И не успели мы упасть, как черная тень пронеслась над нами. Тугая струя воздуха склонила к земле пшеницу, ударила в лицо раскаленной пылью. Как по команде, мы снова вскочили на ноги, побежали что есть духу, так как самолет опять заходил по кругу. Мы бежали и падали, бежали и падали, глотая горячий воздух, и голова шла кругом, и сердце, казалось, вот-вот разлетится в клочья, а вражеский пилот все гонялся за нами. Он то мчался над полем, почти касаясь пшеницы, то свечкой взмывал вверх и оттуда коршуном падал вниз.
Наконец мы свалились с ног. Лежали, загнанные насмерть, со стоном вдыхали воздух, и немец, пожалуй, понял, что больше нас не поднимет. Тогда он зашел еще раз и ударил по нам из пулеметов. Сквозь гул, нарастающий рев до меня донеслось сухое короткое чавканье, мгновенно рядом зашипело, зачмокало, на сжатые плечи, втянутую голову, прямо в лицо сыпануло горячей землей. Впереди кто-то вскрикнул, я открыл глаза и увидел темные ямки, тянувшиеся ровной строчкой. Моя левая рука, сжимавшая гранату, лежала между двумя ямками, которые еще курились дымком.
Я отдернул руку, не удержался, опрокинулся на спину. И опять увидел самолет. Он падал прямо на меня, а по обе стороны нацеленного носа, на крыльях, танцевали острые огненные язычки. Снова зашипело, зачмокало, обсыпало землей — и теперь уже не вскрик, а дикий нечеловеческий вопль несся впереди меня. Кто-то кричал и кричал, и это надрывающее душу, бесконечно-болезненное «А-а-а-а!» заполняло весь простор. Казалось, это кричит, бьется в конвульсиях смертельно раненное поле. Ибо человек не мог так кричать…
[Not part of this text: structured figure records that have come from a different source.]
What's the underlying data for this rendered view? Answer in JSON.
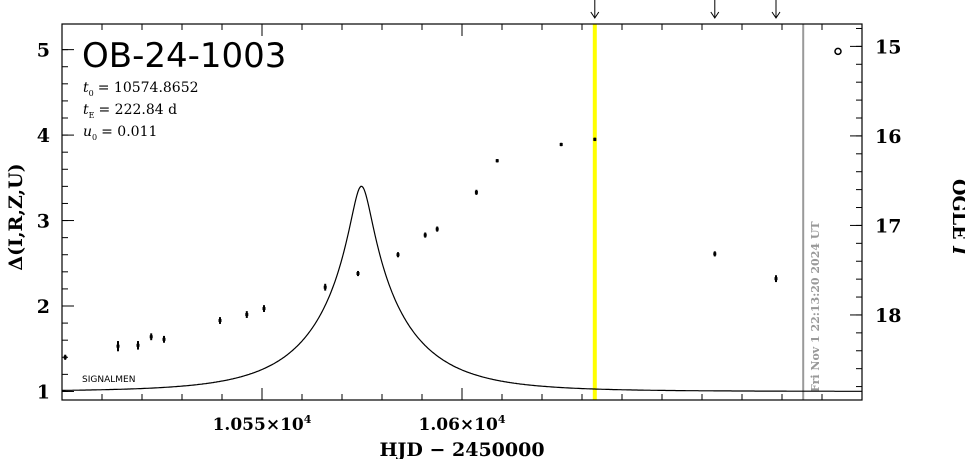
{
  "chart_data": {
    "type": "scatter",
    "title": "OB-24-1003",
    "params": [
      {
        "name": "t",
        "sub": "0",
        "value": "= 10574.8652"
      },
      {
        "name": "t",
        "sub": "E",
        "value": "= 222.84 d"
      },
      {
        "name": "u",
        "sub": "0",
        "value": "= 0.011"
      }
    ],
    "xlabel": "HJD − 2450000",
    "ylabel_left": "Δ(I,R,Z,U)",
    "ylabel_right_prefix": "OGLE ",
    "ylabel_right_suffix": "I",
    "xlim": [
      10500,
      10700
    ],
    "ylim_left": [
      0.9,
      5.3
    ],
    "ylim_right": [
      18.95,
      14.75
    ],
    "x_ticks": [
      {
        "value": 10550,
        "mantissa": "1.055×10",
        "exp": "4"
      },
      {
        "value": 10600,
        "mantissa": "1.06×10",
        "exp": "4"
      }
    ],
    "y_ticks_left": [
      {
        "value": 1,
        "label": "1"
      },
      {
        "value": 2,
        "label": "2"
      },
      {
        "value": 3,
        "label": "3"
      },
      {
        "value": 4,
        "label": "4"
      },
      {
        "value": 5,
        "label": "5"
      }
    ],
    "y_ticks_right": [
      {
        "value": 15,
        "label": "15"
      },
      {
        "value": 16,
        "label": "16"
      },
      {
        "value": 17,
        "label": "17"
      },
      {
        "value": 18,
        "label": "18"
      }
    ],
    "model": {
      "t0": 10574.8652,
      "tE": 222.84,
      "u0": 0.011
    },
    "points": [
      {
        "x": 10500.8,
        "y": 1.4,
        "err": 0.03
      },
      {
        "x": 10514.0,
        "y": 1.53,
        "err": 0.06
      },
      {
        "x": 10519.0,
        "y": 1.54,
        "err": 0.05
      },
      {
        "x": 10522.3,
        "y": 1.64,
        "err": 0.04
      },
      {
        "x": 10525.5,
        "y": 1.61,
        "err": 0.04
      },
      {
        "x": 10539.5,
        "y": 1.83,
        "err": 0.04
      },
      {
        "x": 10546.2,
        "y": 1.9,
        "err": 0.04
      },
      {
        "x": 10550.5,
        "y": 1.97,
        "err": 0.04
      },
      {
        "x": 10565.8,
        "y": 2.22,
        "err": 0.04
      },
      {
        "x": 10574.0,
        "y": 2.38,
        "err": 0.03
      },
      {
        "x": 10584.0,
        "y": 2.6,
        "err": 0.03
      },
      {
        "x": 10590.8,
        "y": 2.83,
        "err": 0.03
      },
      {
        "x": 10593.8,
        "y": 2.9,
        "err": 0.03
      },
      {
        "x": 10603.6,
        "y": 3.33,
        "err": 0.03
      },
      {
        "x": 10608.8,
        "y": 3.7,
        "err": 0.02
      },
      {
        "x": 10624.8,
        "y": 3.89,
        "err": 0.02
      },
      {
        "x": 10633.2,
        "y": 3.95,
        "err": 0.02
      },
      {
        "x": 10663.2,
        "y": 2.61,
        "err": 0.03
      },
      {
        "x": 10678.5,
        "y": 2.32,
        "err": 0.04
      }
    ],
    "open_points": [
      {
        "x": 10694.0,
        "y": 4.98
      }
    ],
    "highlight_x": 10633.2,
    "highlight_color": "#ffff00",
    "now_line": {
      "x": 10685.3,
      "label": "Fri Nov  1 22:13:20 2024 UT",
      "color": "#999999"
    },
    "arrows_x": [
      10633.2,
      10663.2,
      10678.5
    ],
    "corner_label": "SIGNALMEN"
  }
}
Когда самолет улетел, я, качаясь, поднялся. Противно дрожали колени, перед глазами раскачивалось окрашенное в красное поле, как залитое кровью. Черный тошнотворный клубок стоял в горле, а я не мог ни проглотить его, ни выплюнуть. Рот стянуло, как резиной…
Уже никто не кричал. Стояла тишина, как на кладбище.
Сначала я увидел Вано. Он все еще словно прятался от самолета, прикрыв голову каской, упав лицом на руки. Но на каске зияла рваная дыра, а земля вокруг чернела жирным пятном. И первые мухи ползали по этой кровавой луже, слетались и садились на каску, на забрызганные кровью руки.
Второй мой товарищ лежал немного дальше, перевернувшись на спину. Смертельная строчка прошила в первый раз ноги, а потом — живот. Он так и умер с раскрытым от крика ртом. Он истек этим криком, как истекают кровью. Он и сейчас продолжал безмолвно кричать, и застывший тот крик бился в черном провале рта. А из руки, из намертво сжатой ладони тоненькой струйкой стекала перетертая в пыль земля. И там, куда она ссыпалась, вырастала остренькая пирамидка. Она то поднималась вверх, то вдруг оседала. А земля сыпалась, сыпалась, сыпалась, бесшумно и жутко, словно убитый весь был наполнен этой пылью и истекал ею на хлебную ниву.